Here are just a few of the possibilities:

• To create a million thing army
  Malicious actors have been able to infect large numbers of IoT devices with malware that causes them to send bogus connection requests to a website—overwhelming and crashing the targeted site. Called “botnets”, these armies of zombie devices have already been used by hackers to carry out crippling attacks against businesses and universities.

• To mine cryptocurrency
  Hackers are working on ways to leverage the distributed computing power of botnets to do more than just attack websites: IoT botnet cryptomining is also on the rise. Criminals have already managed to use the resources of a large number of compromised machines—including IoT devices—to mine the cryptocurrency Monero.

• Casing the joint 2.0
  Time was, a burglary ring would have to look for potential targets by driving suspiciously around a neighborhood, potentially attracting unwanted attention from residents or police. In the wrong hands, data from a hacked IoT device could be a valuable source of information about a household’s habits—like when the owners are most likely to be away. 
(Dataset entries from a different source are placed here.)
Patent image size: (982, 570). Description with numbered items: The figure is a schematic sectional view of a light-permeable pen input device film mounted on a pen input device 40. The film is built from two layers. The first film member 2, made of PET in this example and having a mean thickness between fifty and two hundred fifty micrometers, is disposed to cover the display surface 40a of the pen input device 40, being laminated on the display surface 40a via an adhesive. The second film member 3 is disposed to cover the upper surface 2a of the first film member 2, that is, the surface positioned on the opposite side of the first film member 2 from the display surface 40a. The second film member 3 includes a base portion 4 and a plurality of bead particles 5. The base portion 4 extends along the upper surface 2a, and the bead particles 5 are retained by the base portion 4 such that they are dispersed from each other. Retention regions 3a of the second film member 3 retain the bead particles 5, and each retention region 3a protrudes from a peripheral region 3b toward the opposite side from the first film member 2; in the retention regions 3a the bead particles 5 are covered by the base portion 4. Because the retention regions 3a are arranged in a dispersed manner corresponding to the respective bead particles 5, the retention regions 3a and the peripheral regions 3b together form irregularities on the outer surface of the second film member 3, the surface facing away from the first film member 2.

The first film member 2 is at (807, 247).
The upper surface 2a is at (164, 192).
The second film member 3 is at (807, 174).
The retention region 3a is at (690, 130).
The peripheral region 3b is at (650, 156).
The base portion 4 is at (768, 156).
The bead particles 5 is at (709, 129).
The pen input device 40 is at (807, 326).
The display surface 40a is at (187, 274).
What can you do to protect yourself?

• Do a reality check
  Before networking a new device, ask yourself: Does my espresso machine really need to be connected to the Internet? Only you can decide which rewards justify the potential risks, but sometimes IoT security can be as simple as not connecting your smart device in the first place. So take a second to think things over and remember that you don’t have to connect absolutely everything to the Internet of Things!
  
• Change the Defaults
  Many IoT devices come with preset default passwords—and can be connected and used without changing them! This obviously makes it very easy for malware authors to create attacks that simply try known default passwords until they gain access to a device. So whenever you connect a new IoT device, change the factory default password immediately, and be sure to create strong, unique passwords for each device you use. 
  
• Keep things separated
  Consider the benefits of separating your IoT devices from the rest of your digital world. You may want to set up a special WiFi network that you only use for IoT things. Take the extra step of using a separate email address to register IoT devices, and don’t use it for anything else.
  
• Harden your network security
  Do everything you can to make your network difficult to attack. Don’t use the default router name, as this may reveal manufacturer or model information that an attacker could exploit. Instead, give your router a unique name that doesn’t disclose any identifying information. Use a strong encryption standard like WPA2, and as always, make sure your network passwords are as robust as possible. 
  
• Update that fridge!
  Reputable manufacturers are aware of the security risks to IoT things, and release firmware patches regularly. Some even build security software into their devices. If automatic updates and regular virus scans are available for your device, they should be enabled. If not, consider visiting the manufacturer’s website regularly to download firmware updates. 

The Internet of Things is here to stay, and is only going to become a more pervasive part of our lives. We hope manufacturers will become more conscious of security as the industry develops, but for the time being it’s important that anyone using IoT devices at home is aware of the potential risks—so that they can take steps to protect themselves.